By taking this rule, and totally ignoring it, the only strategic piece of the game play has therefore just gone in the bin! You see, if you land on a property knowing that if you don’t buy it someone else will, possibly for a much reduced price, then you have to put some though in to what you’re going to do next.

For example: I land on Fleet Street, which costs £220. I don’t have any of the other cards in the set, but Peter, one of the three other players, has The Strand. Trafalgar Square is still up for sale. I could pay the money, but is it worth it. Can I persuade Peter to buy it from me and make a profit? Or perhaps try to make a deal for The Strand? Either way, because Trafalgar is still un-owned by either of us, then it’s a risk. Maybe I should let it go to bidding; Peter hasn’t a great deal of cash, but Sarah has, she may force the bid up. I doubt Tom will bother, he already owns quite bit of property, and is down to his last £50.

So, I let it go to the bid.
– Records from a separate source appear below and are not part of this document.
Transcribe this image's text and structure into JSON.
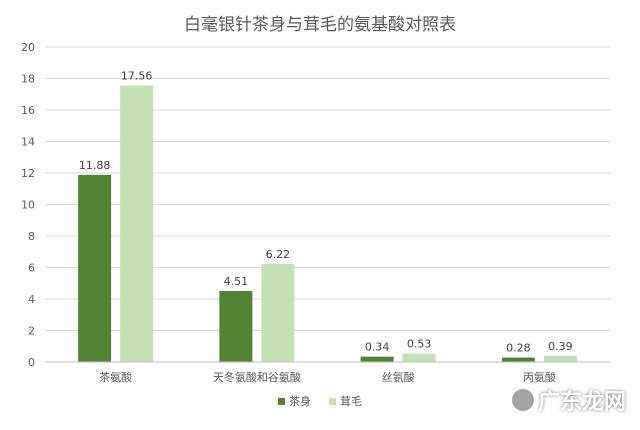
{
  "colors": {
    "series1": "#548235",
    "series2": "#c5e0b4",
    "grid": "#d9d9d9",
    "axis_text": "#595959"
  },
  "watermark": {
    "text": "广东龙网",
    "icon": "speech-bubble-icon"
  },
  "chart_data": {
    "type": "bar",
    "title": "白毫银针茶身与茸毛的氨基酸对照表",
    "categories": [
      "茶氨酸",
      "天冬氨酸和谷氨酸",
      "丝氨酸",
      "丙氨酸"
    ],
    "series": [
      {
        "name": "茶身",
        "values": [
          11.88,
          4.51,
          0.34,
          0.28
        ],
        "labels": [
          "11.88",
          "4.51",
          "0.34",
          "0.28"
        ]
      },
      {
        "name": "茸毛",
        "values": [
          17.56,
          6.22,
          0.53,
          0.39
        ],
        "labels": [
          "17.56",
          "6.22",
          "0.53",
          "0.39"
        ]
      }
    ],
    "xlabel": "",
    "ylabel": "",
    "ylim": [
      0,
      20
    ],
    "yticks": [
      "0",
      "2",
      "4",
      "6",
      "8",
      "10",
      "12",
      "14",
      "16",
      "18",
      "20"
    ],
    "grid": true,
    "legend": "bottom"
  }
}
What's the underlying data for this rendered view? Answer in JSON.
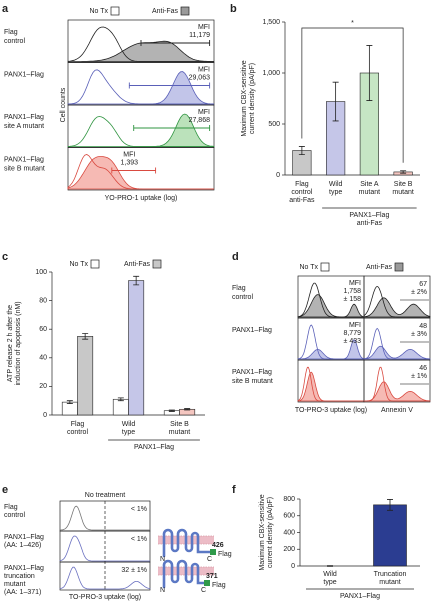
{
  "chart_data": [
    {
      "type": "bar",
      "panel": "b",
      "ylabel": "Maximum CBX-sensitive current density (pA/pF)",
      "categories": [
        "Flag control anti-Fas",
        "Wild type",
        "Site A mutant",
        "Site B mutant"
      ],
      "values": [
        240,
        720,
        1000,
        30
      ],
      "errors": [
        40,
        190,
        270,
        12
      ],
      "colors": [
        "#c8c8c8",
        "#c5c6e8",
        "#c6e6c4",
        "#f4c6c0"
      ],
      "ylim": [
        0,
        1500
      ],
      "yticks": [
        0,
        500,
        {
          "value": 1000,
          "label": "1,000"
        },
        {
          "value": 1500,
          "label": "1,500"
        }
      ],
      "group_label": "PANX1–Flag anti-Fas",
      "annotation": "*"
    },
    {
      "type": "grouped_bar",
      "panel": "c",
      "ylabel": "ATP release 2 h after the induction of apoptosis (nM)",
      "categories": [
        "Flag control",
        "Wild type",
        "Site B mutant"
      ],
      "series": [
        {
          "name": "No Tx",
          "color": "#ffffff",
          "values": [
            9,
            11,
            3
          ],
          "errors": [
            1,
            1,
            0.5
          ]
        },
        {
          "name": "Anti-Fas",
          "color": "#c8c8c8",
          "colors": [
            "#c8c8c8",
            "#c5c6e8",
            "#f4c6c0"
          ],
          "values": [
            55,
            94,
            4
          ],
          "errors": [
            2,
            3,
            0.5
          ]
        }
      ],
      "ylim": [
        0,
        100
      ],
      "yticks": [
        0,
        20,
        40,
        60,
        80,
        100
      ],
      "group_label": "PANX1–Flag"
    },
    {
      "type": "bar",
      "panel": "f",
      "ylabel": "Maximum CBX-sensitive current density (pA/pF)",
      "categories": [
        "Wild type",
        "Truncation mutant"
      ],
      "values": [
        0,
        730
      ],
      "errors": [
        4,
        65
      ],
      "colors": [
        "#2b3d91",
        "#2b3d91"
      ],
      "ylim": [
        0,
        800
      ],
      "yticks": [
        0,
        200,
        400,
        600,
        800
      ],
      "group_label": "PANX1–Flag"
    }
  ],
  "flow_panels": [
    {
      "panel": "a",
      "legend": [
        "No Tx",
        "Anti-Fas"
      ],
      "legend_colors": [
        "#ffffff",
        "#9a9a9a"
      ],
      "ylabel": "Cell counts",
      "xlabel": "YO-PRO-1 uptake (log)",
      "rows": [
        {
          "label": [
            "Flag",
            "control"
          ],
          "mfi": [
            "MFI",
            "11,179"
          ],
          "color": "#222222",
          "fill": "#9a9a9a"
        },
        {
          "label": [
            "PANX1–Flag"
          ],
          "mfi": [
            "MFI",
            "29,063"
          ],
          "color": "#5a60b8",
          "fill": "#aeb1e2"
        },
        {
          "label": [
            "PANX1–Flag",
            "site A mutant"
          ],
          "mfi": [
            "MFI",
            "27,868"
          ],
          "color": "#2f9440",
          "fill": "#a4d8a4"
        },
        {
          "label": [
            "PANX1–Flag",
            "site B mutant"
          ],
          "mfi": [
            "MFI",
            "1,393"
          ],
          "color": "#d94a40",
          "fill": "#f3a39b"
        }
      ]
    },
    {
      "panel": "d",
      "legend": [
        "No Tx",
        "Anti-Fas"
      ],
      "legend_colors": [
        "#ffffff",
        "#9a9a9a"
      ],
      "xlabels": [
        "TO-PRO-3 uptake (log)",
        "Annexin V"
      ],
      "rows": [
        {
          "label": [
            "Flag",
            "control"
          ],
          "mfi": [
            "MFI",
            "1,758",
            "± 158"
          ],
          "annexin": [
            "67",
            "± 2%"
          ],
          "color": "#222222",
          "fill": "#9a9a9a"
        },
        {
          "label": [
            "PANX1–Flag"
          ],
          "mfi": [
            "MFI",
            "8,779",
            "± 433"
          ],
          "annexin": [
            "48",
            "± 3%"
          ],
          "color": "#5a60b8",
          "fill": "#aeb1e2"
        },
        {
          "label": [
            "PANX1–Flag",
            "site B mutant"
          ],
          "annexin": [
            "46",
            "± 1%"
          ],
          "color": "#d94a40",
          "fill": "#f3a39b"
        }
      ]
    },
    {
      "panel": "e",
      "title": "No treatment",
      "xlabel": "TO-PRO-3 uptake (log)",
      "rows": [
        {
          "label": [
            "Flag",
            "control"
          ],
          "percent": "< 1%",
          "color": "#777777"
        },
        {
          "label": [
            "PANX1–Flag",
            "(AA: 1–426)"
          ],
          "percent": "< 1%",
          "color": "#6a70c0",
          "construct": {
            "n": "N",
            "c": "C",
            "end": "426",
            "tag": "Flag"
          }
        },
        {
          "label": [
            "PANX1–Flag",
            "truncation",
            "mutant",
            "(AA: 1–371)"
          ],
          "percent": "32 ± 1%",
          "color": "#6a70c0",
          "construct": {
            "n": "N",
            "c": "C",
            "end": "371",
            "tag": "Flag"
          }
        }
      ]
    }
  ]
}
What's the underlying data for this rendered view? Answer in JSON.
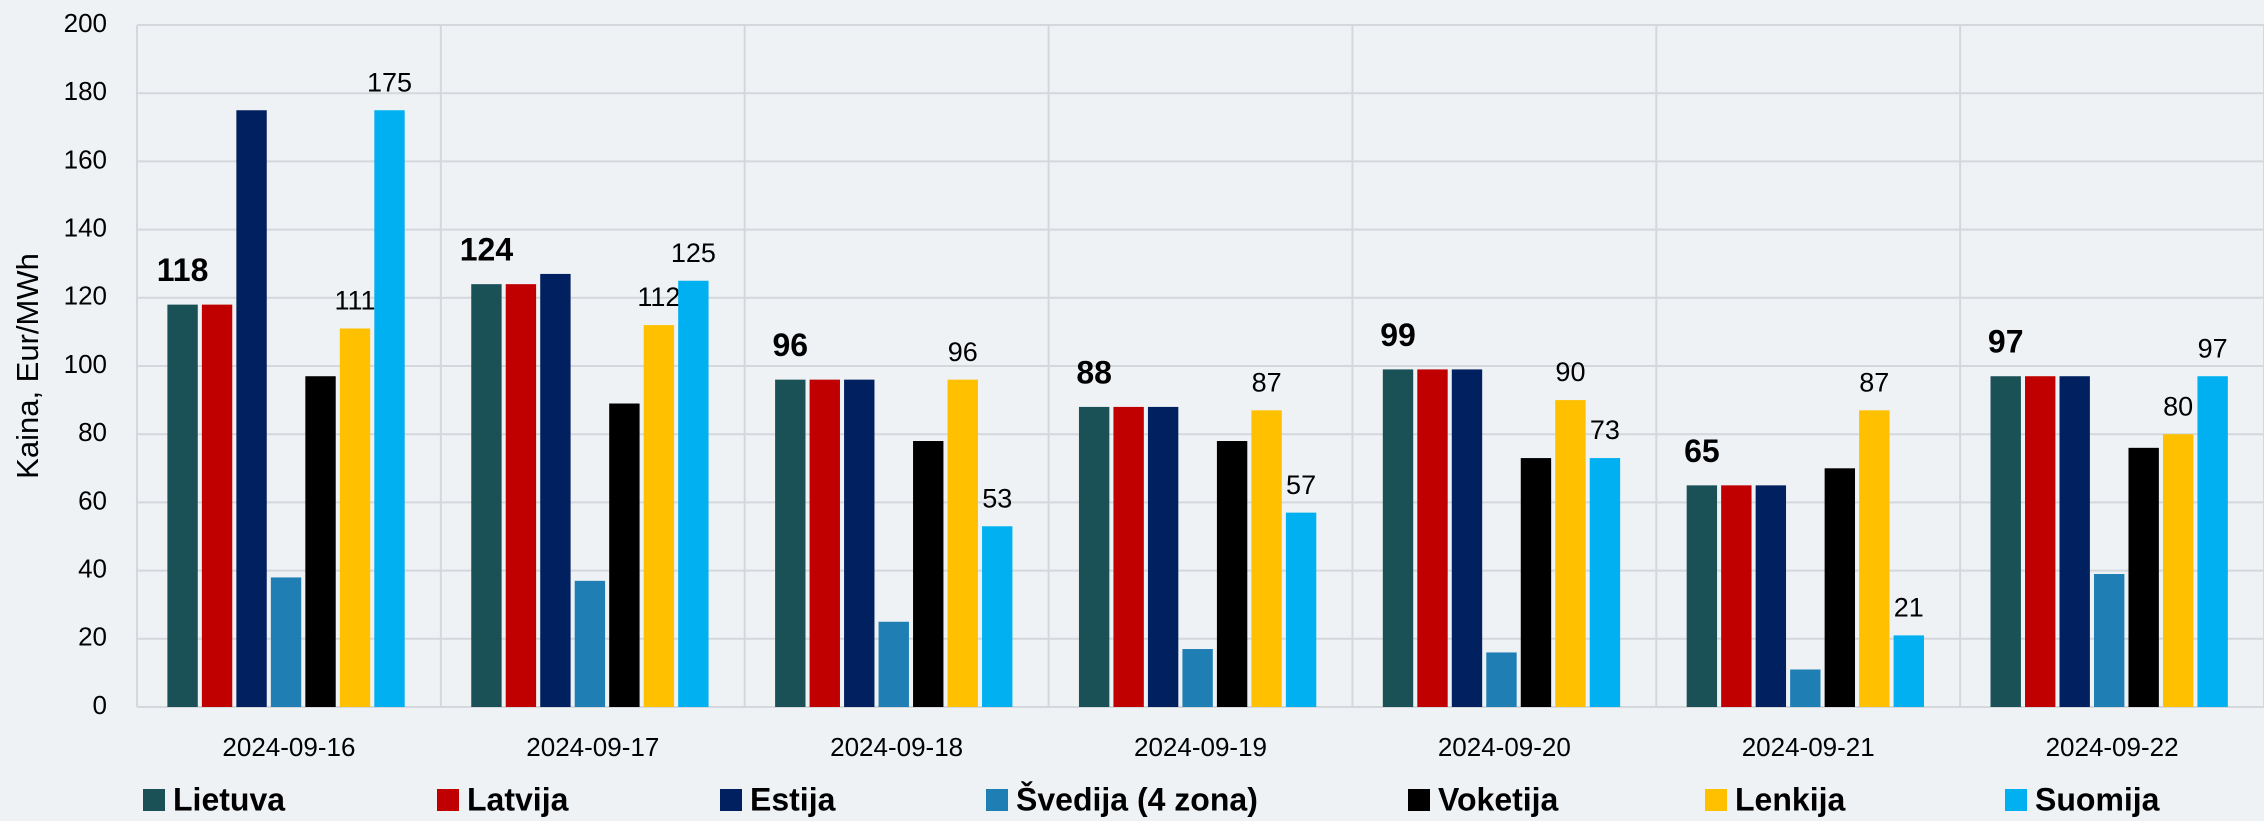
{
  "chart_data": {
    "type": "bar",
    "y_label": "Kaina, Eur/MWh",
    "categories": [
      "2024-09-16",
      "2024-09-17",
      "2024-09-18",
      "2024-09-19",
      "2024-09-20",
      "2024-09-21",
      "2024-09-22"
    ],
    "series": [
      {
        "name": "Lietuva",
        "color": "#1a5157",
        "data_labels": "bold",
        "values": [
          118,
          124,
          96,
          88,
          99,
          65,
          97
        ]
      },
      {
        "name": "Latvija",
        "color": "#c00000",
        "values": [
          118,
          124,
          96,
          88,
          99,
          65,
          97
        ]
      },
      {
        "name": "Estija",
        "color": "#002060",
        "values": [
          175,
          127,
          96,
          88,
          99,
          65,
          97
        ]
      },
      {
        "name": "Švedija (4 zona)",
        "color": "#1f7fb4",
        "values": [
          38,
          37,
          25,
          17,
          16,
          11,
          39
        ]
      },
      {
        "name": "Voketija",
        "color": "#000000",
        "values": [
          97,
          89,
          78,
          78,
          73,
          70,
          76
        ]
      },
      {
        "name": "Lenkija",
        "color": "#ffc000",
        "data_labels": "normal",
        "values": [
          111,
          112,
          96,
          87,
          90,
          87,
          80
        ]
      },
      {
        "name": "Suomija",
        "color": "#00b0f0",
        "data_labels": "normal",
        "values": [
          175,
          125,
          53,
          57,
          73,
          21,
          97
        ]
      }
    ],
    "ylim": [
      0,
      200
    ],
    "yticks": [
      0,
      20,
      40,
      60,
      80,
      100,
      120,
      140,
      160,
      180,
      200
    ],
    "grid": true
  }
}
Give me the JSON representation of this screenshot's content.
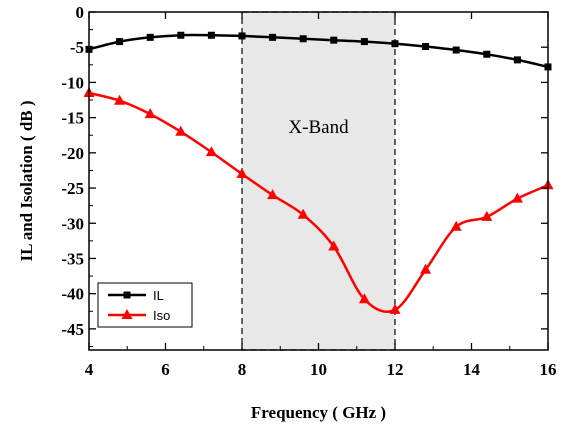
{
  "chart_data": {
    "type": "line",
    "title": "",
    "xlabel": "Frequency ( GHz )",
    "ylabel": "IL and Isolation ( dB )",
    "xlim": [
      4,
      16
    ],
    "ylim": [
      -48,
      0
    ],
    "xticks": [
      4,
      6,
      8,
      10,
      12,
      14,
      16
    ],
    "xtick_labels": [
      "4",
      "6",
      "8",
      "10",
      "12",
      "14",
      "16"
    ],
    "yticks": [
      0,
      -5,
      -10,
      -15,
      -20,
      -25,
      -30,
      -35,
      -40,
      -45
    ],
    "ytick_labels": [
      "0",
      "-5",
      "-10",
      "-15",
      "-20",
      "-25",
      "-30",
      "-35",
      "-40",
      "-45"
    ],
    "grid": false,
    "legend_position": "bottom-left",
    "band": {
      "x_start": 8,
      "x_end": 12,
      "label": "X-Band"
    },
    "series": [
      {
        "name": "IL",
        "color": "#000000",
        "marker": "square",
        "x": [
          4.0,
          4.8,
          5.6,
          6.4,
          7.2,
          8.0,
          8.8,
          9.6,
          10.4,
          11.2,
          12.0,
          12.8,
          13.6,
          14.4,
          15.2,
          16.0
        ],
        "y": [
          -5.3,
          -4.2,
          -3.6,
          -3.3,
          -3.3,
          -3.4,
          -3.6,
          -3.8,
          -4.0,
          -4.2,
          -4.5,
          -4.9,
          -5.4,
          -6.0,
          -6.8,
          -7.8
        ]
      },
      {
        "name": "Iso",
        "color": "#ff0000",
        "marker": "triangle",
        "x": [
          4.0,
          4.8,
          5.6,
          6.4,
          7.2,
          8.0,
          8.8,
          9.6,
          10.4,
          11.2,
          12.0,
          12.8,
          13.6,
          14.4,
          15.2,
          16.0
        ],
        "y": [
          -11.5,
          -12.6,
          -14.5,
          -17.0,
          -19.9,
          -23.0,
          -26.0,
          -28.8,
          -33.3,
          -40.8,
          -42.3,
          -36.6,
          -30.5,
          -29.1,
          -26.5,
          -24.6
        ]
      }
    ]
  }
}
Sarah pushed Peter to £300, and then Tom pounced with £310! Peter let Tom take the bid, thinking he would have to mortgage some of his properties to pay the bank. Unfortunately for Peter, Tom pulled a £500 note from under his edge of the board!

Playing this way has a marked effect on how the game plays; after all, it’s how it was designed! Firstly, because every property that is landed on is sold, the game moves at a good pace, lasting a fraction of the house-ruled game time. Secondly, it introduces a little bit of strategy and, dare I say it, skill! Trying to second-guess what others will do when bidding, is a major part of many modern auction games, and can add a lot of fun to the experience.

In conclusion, what I’m saying is, it’s not as bad a game as some make out. It really is a classic game; when it was originally designed in the early 1900’s, it was ground-breaking. Yes, it has become over published, with more variants than you can shake a stick at, and its lost original charm. But it can still lead to a good few hours of family time, even if you don’t play by the rules.

Monopoly Empire Box Art
Empire has different gameplay.

And the greatest thing about Monopoly? It has been responsible for introducing millions of people to board games. It is a game that parents introduce to their young children, mainly because they had it when they were kids; with all its versions there is bound to be one that will grab the interest of any child, and it may lead them to play other games. So, for this reason alone, maybe Monopoly is the greatest game…Ever!